A shimmer in the air announced a visitor. The form was insubstantial, a heat-haze in the cold.

"Loki." The voice was female, echoing as if from the bottom of a well. "You stir the pot that has been left to cool for millennia. The Norns are… agitated."

"Good," Loki replied, not turning. "They've grown complacent, weaving their predictable tapestry. A little agitation introduces texture."

The shimmer resolved slightly, hinting at a figure of immense age and sorrow. Karnilla? A distant witch-queen? Or something older? "You play with Ginnungagap's leavings. This power… it is not a tool. It is a symbiont. It feeds on you as you feed on it. You will not be its master. You will be its vessel."

"A vessel can be tipped," Loki said, a sly smile finally touching his lips. "Spilling its contents where it chooses. I am not Odin, to sit on a chair and call it mastery. I am Loki. I will dance in the spillage."

The spectral presence wavered, as if sighing. "The Wolf and the Serpent stir in their bonds. Ragnarök's clock ticks not by fate's hand, but by the hand of the one who oils the gears. You would be that hand?"

"Ragnarök is a story Odin tells to make his rule seem inevitable, part of a grand, tragic cycle," Loki spat. "I am rewriting the story. Not to prevent the twilight, but to author it. My version will have a different victor. Or better yet, no victor at all. Just… splendid, beautiful ruin."

The presence faded, its warning hanging in the frigid air. Loki was alone again with the whispering void. He closed his eyes, not in meditation, but in reception. He cast his awareness out, not through the golden pathways of the Bifrost, but through the mycelial network of Yggdrasil's rot, the decay that fed the new growth. He felt the vargr spirit, already crossing the dimensional seams, its consciousness a pinpoint of cold fury. He felt the deep, slow breath of the World Serpent, Jörmungandr—his child, cast into the sea by Odin—dreaming of the day it could bite its own tail and unmake the ocean. He felt the chaotic, fiery pulse of the bound wolf, Fenrir.

And he felt Asgard. A blister of arrogant light on the tree's limb. He focused.

In Odin's vault, past the Destroyer, past the Casket of Ancient Winters, was a room that did not exist on any architectural plan. Here, the All-Father kept his true fears. A lock of hair from the first being he ever tricked. A shard of mirror that showed not one's reflection, but the moment of one's greatest cowardice. And a book, bound in the tanned hide of a Vanir sorcerer who had discovered how to un-stitch a god's soul from their destiny.

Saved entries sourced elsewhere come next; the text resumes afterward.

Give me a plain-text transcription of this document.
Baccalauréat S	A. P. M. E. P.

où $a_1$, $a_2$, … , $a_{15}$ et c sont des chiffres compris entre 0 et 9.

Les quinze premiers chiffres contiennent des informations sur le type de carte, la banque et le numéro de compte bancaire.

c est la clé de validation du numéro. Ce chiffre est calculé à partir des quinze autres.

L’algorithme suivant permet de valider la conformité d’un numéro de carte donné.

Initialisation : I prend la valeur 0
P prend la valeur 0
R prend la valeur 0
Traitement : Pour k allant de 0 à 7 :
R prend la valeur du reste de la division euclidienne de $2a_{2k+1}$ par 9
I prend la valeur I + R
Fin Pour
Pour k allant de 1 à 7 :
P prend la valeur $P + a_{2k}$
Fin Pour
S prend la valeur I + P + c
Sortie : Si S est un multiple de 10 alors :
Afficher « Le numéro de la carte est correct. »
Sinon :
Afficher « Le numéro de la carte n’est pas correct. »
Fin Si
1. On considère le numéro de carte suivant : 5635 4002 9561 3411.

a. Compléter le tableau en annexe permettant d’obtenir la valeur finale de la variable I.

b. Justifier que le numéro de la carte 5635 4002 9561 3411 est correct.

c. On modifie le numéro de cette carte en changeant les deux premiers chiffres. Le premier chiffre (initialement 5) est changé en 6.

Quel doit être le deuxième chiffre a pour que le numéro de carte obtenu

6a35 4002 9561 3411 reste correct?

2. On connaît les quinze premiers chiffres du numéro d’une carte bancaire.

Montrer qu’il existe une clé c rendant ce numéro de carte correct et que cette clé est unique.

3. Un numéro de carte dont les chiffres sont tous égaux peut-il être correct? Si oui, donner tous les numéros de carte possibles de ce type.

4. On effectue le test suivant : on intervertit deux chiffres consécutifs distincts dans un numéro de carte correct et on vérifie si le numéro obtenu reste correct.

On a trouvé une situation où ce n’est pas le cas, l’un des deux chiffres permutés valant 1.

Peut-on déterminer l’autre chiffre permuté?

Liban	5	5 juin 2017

The vargr spirit slid through the walls of this room like mist through a grate. It had no eyes, but it saw. It saw the lock of hair, and in it, Loki saw a memory not his own: a young Odin, not yet All-Father, betraying his own blood-brother for a sip from Mimir's well. The taste of wisdom was the taste of treachery.

Ah, Loki thought, a vicious thrill coursing through him. So the pillar of justice is mortared with guilt. How… useful.

The spirit moved to the book. It could not read, but Loki, through it, could sense. The spells within were not of construction, but of dissolution. They were the anti-matter to Asgard's matter. The svart seiðr in his veins hummed in resonance.

But then—a presence. Golden, warm, furious. Thor.

The connection shattered as the vargr spirit was exorcised by a bolt of lightning in a confined space. The last thing Loki sensed was Thor's roaring confusion, and Odin's weary, dawning dread.

Loki opened his eyes back in Jotunheim. A trickle of black blood escaped his nostril, sizzling where it hit the ice. A minor feedback. A price.

He smiled, wiping it away. The game was truly afoot. Odin had hidden wounds. And Loki, the God of Mischief, had just become the universe's most attentive physician of pain. He would probe those wounds, pour his new, old magic into them, and watch the glorious infection set in.

He was no longer the prince who fell. He was the rot that rises. The king of nothing, and of everything that festered in the dark. The King of Black Magic had found his throne, and it was the beautiful, terrible silence at the heart of a scream.